Sunday, September 9, 2007

Reflecting Pool


Ms Pool as I call her from Relfecting pool is an intelligent humourous woman who has a knack of asking questions that are asked by everyone in the back of their heads and when they read them on her blog they say, "why didn't I think of that?" she has a talent for looking at the obvious in a different way to others a gift I envy. A ghey man trapped in a woman's body she works for the law firm of Bleedem and Screwyou as a morals justifier and at night she is the super crime fighter 'Hookerwoman' using hooks that cum out of her hands to apprehend criminals keeping the streets safe for junkies, pimps and hoors.
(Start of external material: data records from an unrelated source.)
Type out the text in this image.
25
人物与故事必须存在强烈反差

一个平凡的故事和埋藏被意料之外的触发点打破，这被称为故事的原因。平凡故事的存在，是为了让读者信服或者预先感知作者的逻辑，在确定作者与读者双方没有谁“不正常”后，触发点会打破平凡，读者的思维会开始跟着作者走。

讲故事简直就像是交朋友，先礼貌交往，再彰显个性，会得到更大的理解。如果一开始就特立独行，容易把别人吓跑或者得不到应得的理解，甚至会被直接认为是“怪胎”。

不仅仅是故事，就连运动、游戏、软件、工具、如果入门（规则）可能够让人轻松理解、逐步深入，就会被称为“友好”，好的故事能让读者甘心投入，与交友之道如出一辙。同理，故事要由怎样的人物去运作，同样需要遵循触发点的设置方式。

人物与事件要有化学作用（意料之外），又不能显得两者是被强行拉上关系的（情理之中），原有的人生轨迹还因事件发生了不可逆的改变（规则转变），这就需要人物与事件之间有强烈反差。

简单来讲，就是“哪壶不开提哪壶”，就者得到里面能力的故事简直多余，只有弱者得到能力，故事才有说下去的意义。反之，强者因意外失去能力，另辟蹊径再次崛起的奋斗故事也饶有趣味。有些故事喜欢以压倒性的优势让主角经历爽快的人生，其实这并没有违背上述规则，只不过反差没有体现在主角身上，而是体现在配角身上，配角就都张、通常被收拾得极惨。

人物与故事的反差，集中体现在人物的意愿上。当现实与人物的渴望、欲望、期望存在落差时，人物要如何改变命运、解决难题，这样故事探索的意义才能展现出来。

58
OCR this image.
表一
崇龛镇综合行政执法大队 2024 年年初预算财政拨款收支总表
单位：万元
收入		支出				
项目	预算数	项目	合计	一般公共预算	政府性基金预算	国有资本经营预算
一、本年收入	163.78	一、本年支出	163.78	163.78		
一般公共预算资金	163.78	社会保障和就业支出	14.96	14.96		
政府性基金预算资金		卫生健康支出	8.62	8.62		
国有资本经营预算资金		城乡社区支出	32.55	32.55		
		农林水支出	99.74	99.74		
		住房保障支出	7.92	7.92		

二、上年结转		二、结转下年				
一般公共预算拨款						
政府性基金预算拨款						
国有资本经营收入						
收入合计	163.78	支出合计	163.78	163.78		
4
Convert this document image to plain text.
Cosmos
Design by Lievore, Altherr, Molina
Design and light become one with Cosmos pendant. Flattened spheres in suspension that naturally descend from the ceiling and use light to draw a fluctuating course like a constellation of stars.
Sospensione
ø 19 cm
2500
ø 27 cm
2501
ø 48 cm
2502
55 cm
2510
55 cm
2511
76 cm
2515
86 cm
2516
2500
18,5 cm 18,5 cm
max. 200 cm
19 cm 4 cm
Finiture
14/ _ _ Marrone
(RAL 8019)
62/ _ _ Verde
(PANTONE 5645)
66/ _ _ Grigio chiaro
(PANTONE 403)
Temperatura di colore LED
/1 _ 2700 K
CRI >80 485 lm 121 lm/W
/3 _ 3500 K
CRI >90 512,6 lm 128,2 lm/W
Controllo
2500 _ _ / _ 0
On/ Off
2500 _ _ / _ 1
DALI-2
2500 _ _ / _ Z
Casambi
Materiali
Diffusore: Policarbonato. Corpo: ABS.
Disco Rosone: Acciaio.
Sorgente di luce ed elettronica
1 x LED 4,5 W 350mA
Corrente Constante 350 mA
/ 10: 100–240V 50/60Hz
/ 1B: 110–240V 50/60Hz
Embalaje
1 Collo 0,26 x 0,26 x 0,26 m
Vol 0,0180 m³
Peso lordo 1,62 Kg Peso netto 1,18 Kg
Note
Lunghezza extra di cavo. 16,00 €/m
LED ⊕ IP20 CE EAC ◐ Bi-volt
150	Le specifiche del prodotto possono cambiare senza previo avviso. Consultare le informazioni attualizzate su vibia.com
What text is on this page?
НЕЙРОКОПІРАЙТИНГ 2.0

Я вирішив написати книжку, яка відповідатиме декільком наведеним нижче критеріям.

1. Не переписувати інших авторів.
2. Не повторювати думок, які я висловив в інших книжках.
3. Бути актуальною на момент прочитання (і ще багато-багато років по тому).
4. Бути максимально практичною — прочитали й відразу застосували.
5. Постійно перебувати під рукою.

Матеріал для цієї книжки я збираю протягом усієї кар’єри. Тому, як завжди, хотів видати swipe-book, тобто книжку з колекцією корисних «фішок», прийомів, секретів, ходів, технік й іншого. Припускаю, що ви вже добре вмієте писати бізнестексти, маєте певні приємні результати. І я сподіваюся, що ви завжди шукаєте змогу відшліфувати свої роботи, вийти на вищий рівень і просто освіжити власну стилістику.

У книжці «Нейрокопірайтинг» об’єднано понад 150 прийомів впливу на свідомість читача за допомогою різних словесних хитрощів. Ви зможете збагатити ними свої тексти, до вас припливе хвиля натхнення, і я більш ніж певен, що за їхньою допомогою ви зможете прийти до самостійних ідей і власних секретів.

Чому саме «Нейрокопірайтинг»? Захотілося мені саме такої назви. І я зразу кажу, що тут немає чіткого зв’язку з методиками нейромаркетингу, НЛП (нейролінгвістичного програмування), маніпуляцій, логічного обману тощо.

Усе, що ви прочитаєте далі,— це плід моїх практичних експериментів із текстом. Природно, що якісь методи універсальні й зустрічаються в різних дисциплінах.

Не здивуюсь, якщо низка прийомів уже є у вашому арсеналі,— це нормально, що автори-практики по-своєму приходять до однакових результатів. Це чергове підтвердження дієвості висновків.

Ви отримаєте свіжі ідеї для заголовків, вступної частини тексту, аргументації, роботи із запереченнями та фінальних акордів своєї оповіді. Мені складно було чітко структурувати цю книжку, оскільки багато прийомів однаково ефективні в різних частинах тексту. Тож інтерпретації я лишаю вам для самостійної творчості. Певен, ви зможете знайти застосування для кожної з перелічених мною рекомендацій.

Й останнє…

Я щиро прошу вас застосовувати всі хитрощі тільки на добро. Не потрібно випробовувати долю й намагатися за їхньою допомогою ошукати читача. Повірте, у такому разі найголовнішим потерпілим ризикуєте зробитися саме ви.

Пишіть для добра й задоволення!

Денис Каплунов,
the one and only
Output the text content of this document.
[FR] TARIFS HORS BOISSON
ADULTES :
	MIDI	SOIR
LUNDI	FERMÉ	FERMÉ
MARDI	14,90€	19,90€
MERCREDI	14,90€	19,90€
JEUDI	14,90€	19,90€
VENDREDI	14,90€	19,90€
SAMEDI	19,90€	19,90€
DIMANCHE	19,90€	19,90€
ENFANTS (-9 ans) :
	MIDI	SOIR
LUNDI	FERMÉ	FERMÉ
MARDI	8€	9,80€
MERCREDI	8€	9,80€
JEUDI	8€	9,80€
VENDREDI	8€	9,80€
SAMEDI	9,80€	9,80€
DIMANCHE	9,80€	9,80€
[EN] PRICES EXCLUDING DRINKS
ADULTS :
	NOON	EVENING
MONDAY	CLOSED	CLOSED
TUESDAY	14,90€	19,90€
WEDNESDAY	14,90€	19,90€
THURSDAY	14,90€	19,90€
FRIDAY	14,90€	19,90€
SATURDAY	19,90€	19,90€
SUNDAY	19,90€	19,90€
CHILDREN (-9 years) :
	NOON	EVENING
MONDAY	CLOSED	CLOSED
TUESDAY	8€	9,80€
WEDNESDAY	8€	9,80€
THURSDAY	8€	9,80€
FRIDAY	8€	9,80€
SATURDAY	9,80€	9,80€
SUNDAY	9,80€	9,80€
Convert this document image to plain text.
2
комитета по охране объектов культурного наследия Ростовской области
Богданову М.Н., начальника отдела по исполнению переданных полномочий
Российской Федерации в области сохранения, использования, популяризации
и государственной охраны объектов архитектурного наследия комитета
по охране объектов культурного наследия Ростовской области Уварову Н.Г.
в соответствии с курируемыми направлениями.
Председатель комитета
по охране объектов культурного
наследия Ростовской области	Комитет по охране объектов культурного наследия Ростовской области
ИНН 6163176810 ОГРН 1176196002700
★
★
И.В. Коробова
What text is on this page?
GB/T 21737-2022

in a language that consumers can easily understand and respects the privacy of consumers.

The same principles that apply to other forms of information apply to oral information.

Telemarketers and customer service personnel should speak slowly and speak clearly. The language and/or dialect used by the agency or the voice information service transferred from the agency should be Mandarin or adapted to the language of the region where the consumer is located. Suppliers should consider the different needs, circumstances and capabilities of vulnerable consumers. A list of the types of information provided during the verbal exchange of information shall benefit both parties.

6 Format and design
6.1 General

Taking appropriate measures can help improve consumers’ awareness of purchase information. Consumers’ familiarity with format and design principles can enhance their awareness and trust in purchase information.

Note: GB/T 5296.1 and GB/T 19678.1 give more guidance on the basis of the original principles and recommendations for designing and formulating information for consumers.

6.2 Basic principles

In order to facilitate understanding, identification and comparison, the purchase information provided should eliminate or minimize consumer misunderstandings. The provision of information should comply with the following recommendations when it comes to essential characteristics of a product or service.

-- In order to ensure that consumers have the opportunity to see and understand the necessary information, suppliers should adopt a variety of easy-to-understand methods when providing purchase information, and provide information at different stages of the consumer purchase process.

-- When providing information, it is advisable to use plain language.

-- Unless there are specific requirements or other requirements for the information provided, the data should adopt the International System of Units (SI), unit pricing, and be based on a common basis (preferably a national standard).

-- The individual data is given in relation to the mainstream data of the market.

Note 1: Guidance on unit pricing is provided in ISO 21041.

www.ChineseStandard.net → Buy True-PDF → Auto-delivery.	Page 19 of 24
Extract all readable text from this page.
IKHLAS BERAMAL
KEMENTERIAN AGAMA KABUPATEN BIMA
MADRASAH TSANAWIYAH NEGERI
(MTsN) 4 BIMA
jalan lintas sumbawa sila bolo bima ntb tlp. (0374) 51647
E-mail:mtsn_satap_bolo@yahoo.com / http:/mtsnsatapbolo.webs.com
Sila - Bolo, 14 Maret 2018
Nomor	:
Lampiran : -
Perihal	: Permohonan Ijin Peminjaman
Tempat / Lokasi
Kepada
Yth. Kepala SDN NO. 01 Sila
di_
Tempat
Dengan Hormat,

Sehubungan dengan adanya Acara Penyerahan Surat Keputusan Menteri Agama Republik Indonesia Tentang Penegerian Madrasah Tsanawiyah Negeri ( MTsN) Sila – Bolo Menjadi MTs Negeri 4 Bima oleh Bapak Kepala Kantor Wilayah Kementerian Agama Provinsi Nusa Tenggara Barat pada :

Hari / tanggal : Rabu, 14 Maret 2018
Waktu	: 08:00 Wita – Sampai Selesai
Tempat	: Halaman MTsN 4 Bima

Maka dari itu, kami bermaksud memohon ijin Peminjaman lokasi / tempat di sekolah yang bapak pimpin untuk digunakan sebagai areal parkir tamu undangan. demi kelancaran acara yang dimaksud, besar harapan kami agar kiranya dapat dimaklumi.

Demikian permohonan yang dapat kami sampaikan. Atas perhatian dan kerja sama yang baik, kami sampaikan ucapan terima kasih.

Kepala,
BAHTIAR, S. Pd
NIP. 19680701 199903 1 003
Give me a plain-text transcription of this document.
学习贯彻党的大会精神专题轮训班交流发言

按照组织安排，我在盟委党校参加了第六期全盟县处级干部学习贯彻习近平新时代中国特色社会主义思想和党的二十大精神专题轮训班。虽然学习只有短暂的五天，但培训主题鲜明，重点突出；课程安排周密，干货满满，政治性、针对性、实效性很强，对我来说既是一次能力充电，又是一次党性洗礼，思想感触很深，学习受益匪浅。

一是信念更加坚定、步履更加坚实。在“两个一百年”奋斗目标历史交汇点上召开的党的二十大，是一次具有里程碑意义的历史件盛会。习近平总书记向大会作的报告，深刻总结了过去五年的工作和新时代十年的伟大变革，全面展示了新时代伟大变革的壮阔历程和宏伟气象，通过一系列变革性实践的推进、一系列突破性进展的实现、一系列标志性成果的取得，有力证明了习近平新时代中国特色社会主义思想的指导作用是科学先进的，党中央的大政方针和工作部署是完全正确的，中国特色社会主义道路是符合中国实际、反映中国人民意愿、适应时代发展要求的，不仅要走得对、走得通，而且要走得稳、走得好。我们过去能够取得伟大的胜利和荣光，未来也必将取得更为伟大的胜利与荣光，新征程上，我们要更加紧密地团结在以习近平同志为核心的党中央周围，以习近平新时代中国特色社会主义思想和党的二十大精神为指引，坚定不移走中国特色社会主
Welcome to the Nation miss Pool.

Friday, August 17, 2007

First Nations


A writer of talent she blends off the wall humour with real life tales, both equally as strange as each other. Claiming to be First Nations which is odd as we all know the Scottish are the first nation God made and all other people were molded from our feces (the English came from our diarrhea) she crafts brilliant, mental as fuck comments and poems to yers truly which clearly shows she wants me trouser snake but hey who doesn't?
Paul may be a nice name according to her blog title but I know a right cunt named Paul so what do you say about that? First Nations has proven herself in battle against the evil MJ and on her blog as a nutcase, welcome to The Knudsen Nation.

Thursday, August 16, 2007

Inner Voices


A young man of American persuasion, a shadow who popped up and demanded that I elevate him to greatness. I am wary of new people as so many are out to kill me and force me to pay child support so I Investigated him.
I found him worthy of the nation because he completed the 101 challenge that so many weaker bloggers are too scared to do.
Young Zack of "What do the voices mean" is self proclaimed white trash who farts when he pleases and masturbates to ghey midget porn ..................... probably. Interesting yet angry he likes grunting female tennis players (who doesn't?) and exposing himself in public. I look forward to seeing yer art, the nation welcomes Inner Voices.

Babs Bitchin


Babz the brabbler, the founding member of the Dirty Bitch Society and spawn of the dark god Anternocitus otherwise known as Old Knudsen. Having lived a rough life on both sides of the law she has taken the lessons learned and moved on to create 57 blogs (2 more than me) full of fun, venom and advice, all the things a growing child needs.
Its true she is crazy as fuck and was once awarded the covetous Trainwreck award but underneath that hard armoured shell a soft under belly can be found though only the brave go looking for it.
She'll tell you what she thinks and has a respect for honesty and boldness, I'm sure shes ok with baldness too I'll have to ask.

Go looking for her at Babs Bitchin and The Dirty Bitch Society.